3. Личностый аспект. В «Тюремных тетрадях» Грамши говорит: «Отправной точкой критической разработки является осознание исторического процесса как он есть и „знание себя“ как продукта произошедшего до сего времени исторического процесса, который оставил на тебе бесконечное множество следов, не оставив при этом полного их списка». Единственный доступный мне английский перевод оставляет этот комментарий Грамши без пояснений, тогда как в итальянском тексте Грамши добавляет: «Поэтому существует настоятельная потребность вначале составить такой список».[16]

Бóльшая часть личных инвестиций в это исследование происходит из осознания моей собственной принадлежности к «Востоку» в качестве ребенка, росшего в двух британских колониях. Полученное мною в этих колониях (в Палестине и в Египте), а затем и в Соединенных Штатах образование носило западный характер, но тем не менее это глубокое и рано созревшее чувство [принадлежности к Востоку] у меня сохранилось. Мое исследование ориентализма было такой попыткой построить список оставшихся на мне, восточном человеке, следов культуры, чье доминирование являлось таким мощным фактором жизни для всех людей Востока. Вот почему в центре внимания для меня неизбежно стоит исламский Восток. Сумел ли я составить тот список, о котором говорит Грамши, не мне судить, хотя для меня было важным осознание того, что я этим занимаюсь. На протяжении всего исследования настолько строго и рационально, насколько я был способен, я старался удерживать критическую позицию, равно как использовать все инструменты исторического, гуманистического и культурного исследования, какими мне посчастливилось благодаря моему образованию овладеть. Однако никогда я не утрачивал чувства культурной реальности и личной сопричастности к тому, что было обозначено здесь как «Восток».

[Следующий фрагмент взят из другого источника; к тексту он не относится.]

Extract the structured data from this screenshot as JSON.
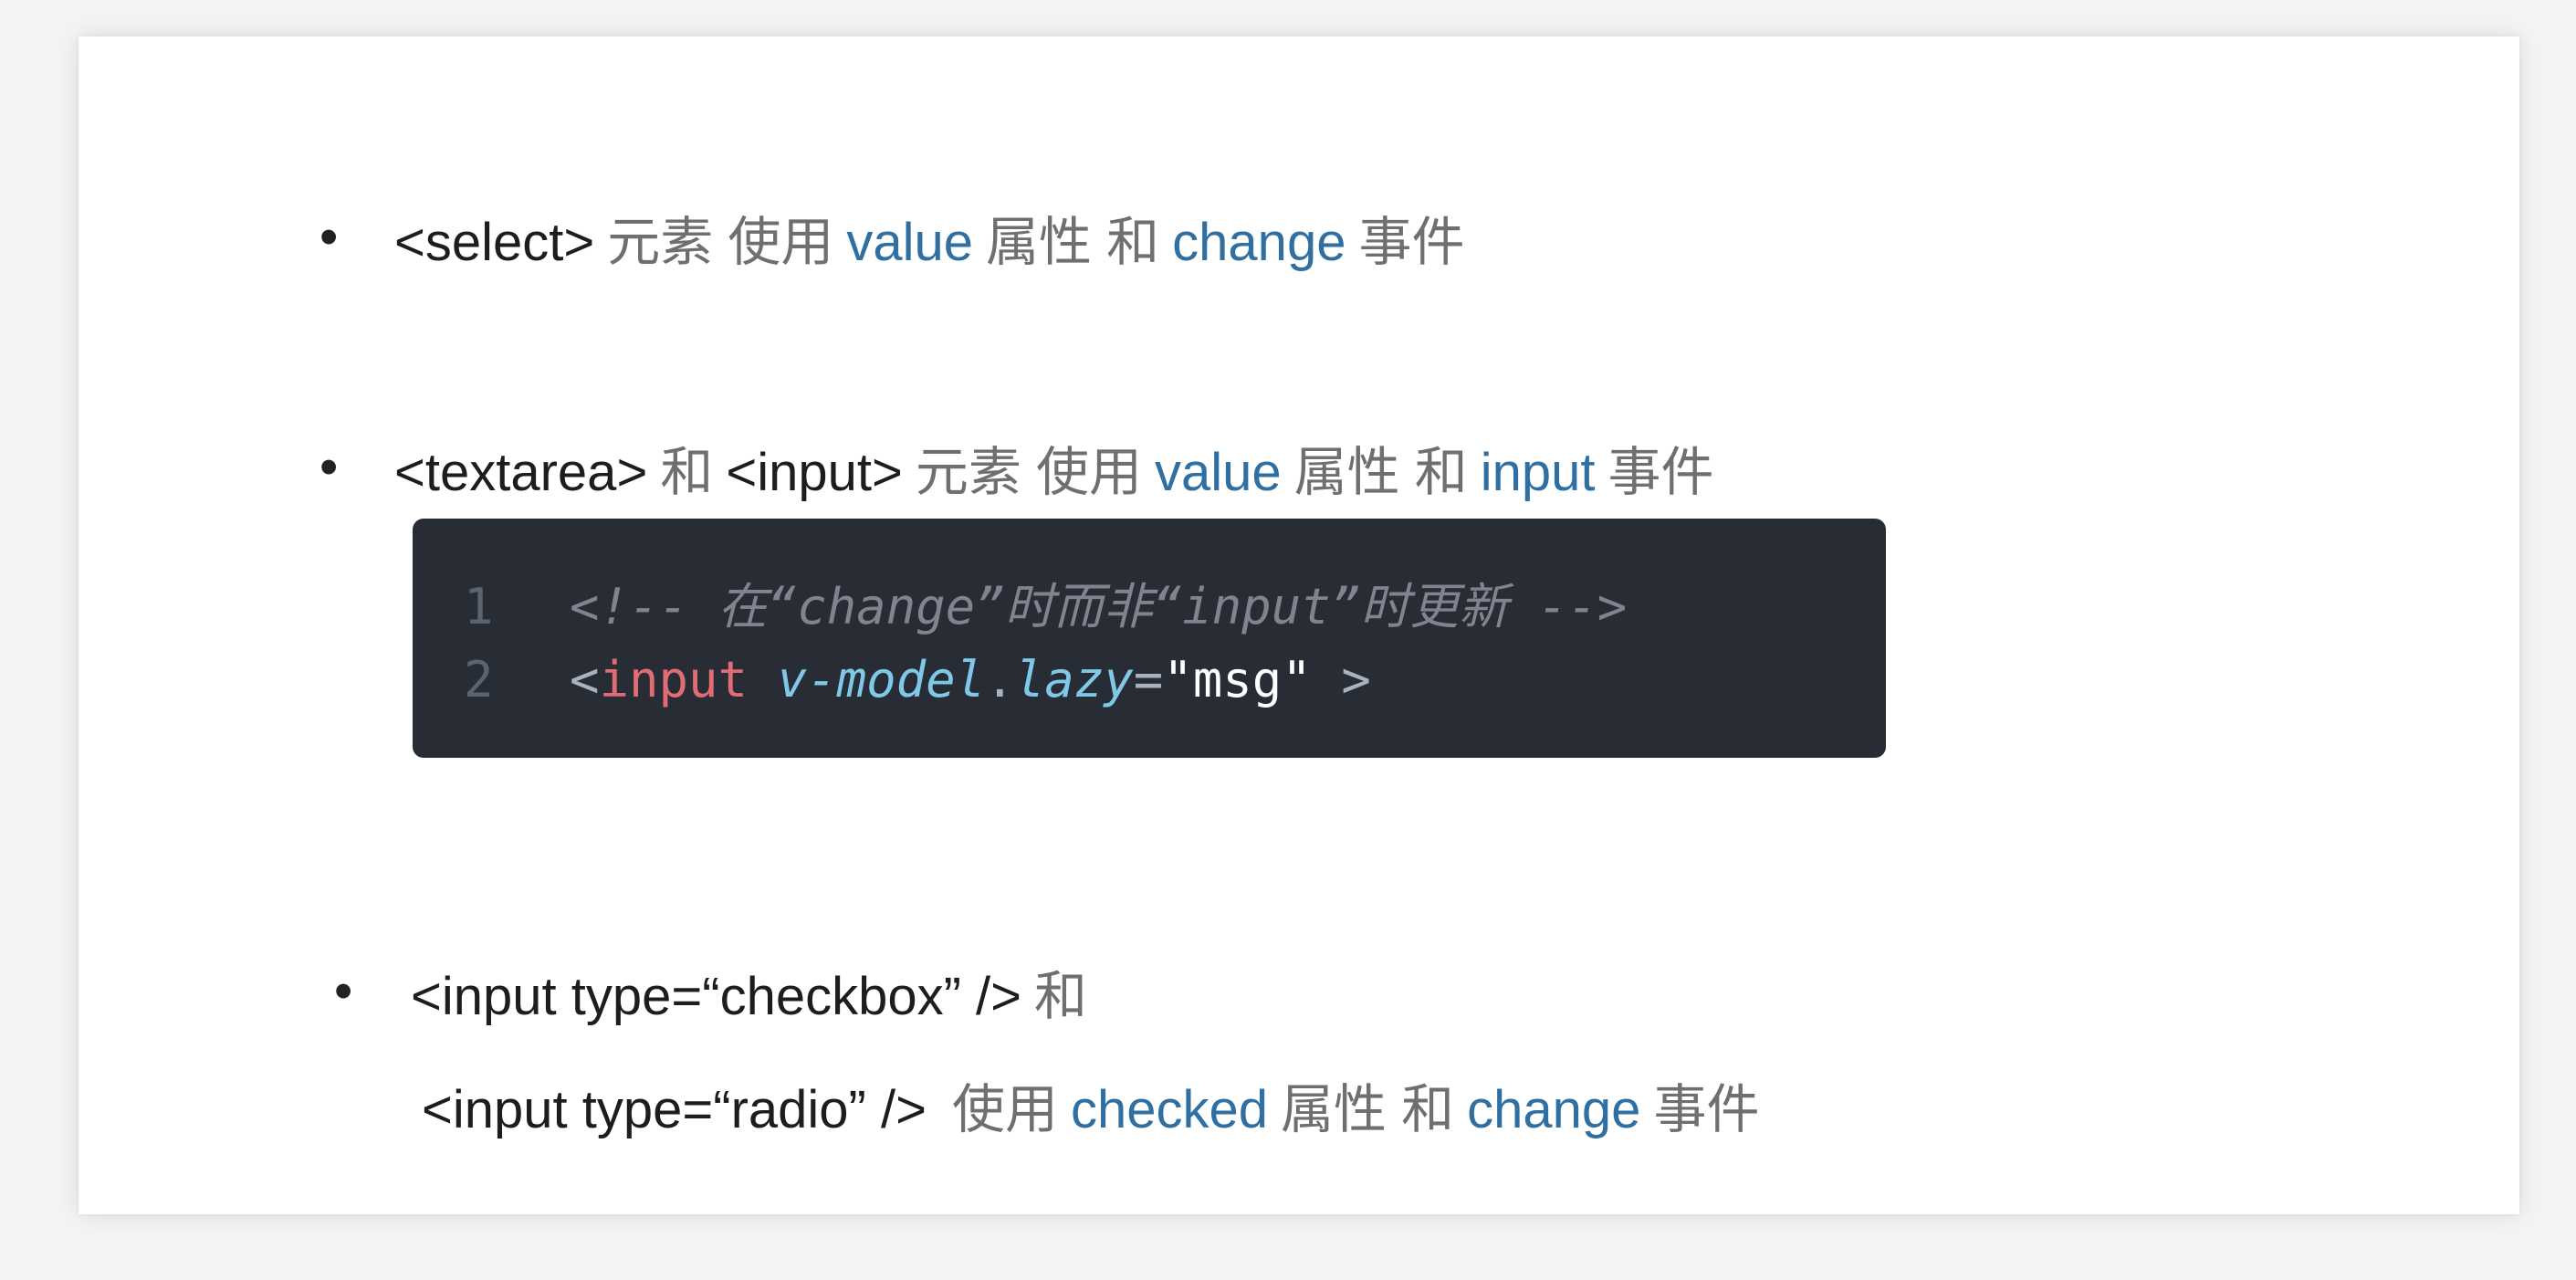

Исторические обстоятельства, обусловившие возможность такого исследования, довольно сложны, и здесь я могу назвать их лишь схематично. Всякий, живший на Западе после 1950-х годов, в особенности в Соединенных Штатах, жил в эру исключительно бурных отношений между Востоком и Западом. Вряд ли ошибусь, если скажу, что «Восток» на всем протяжении этого периода неизменно означал опасность и угрозу, даже если речь шла о традиционном Востоке или о России. В университетах растущий истеблишмент программ и институтов страноведения (area studies) сделал ориентализм частью национальной политики. Общественное сознание в этой стране питает здоровый интерес к Востоку, причем как к его стратегическому и экономическому значению, так и к его традиционной экзотике. И если мир стал ближе для западного горожанина, живущего в электронный век, то ближе стал и Восток. И теперь это уже не миф, но, скорее, место сосредоточения интересов Запада, в особенности Америки.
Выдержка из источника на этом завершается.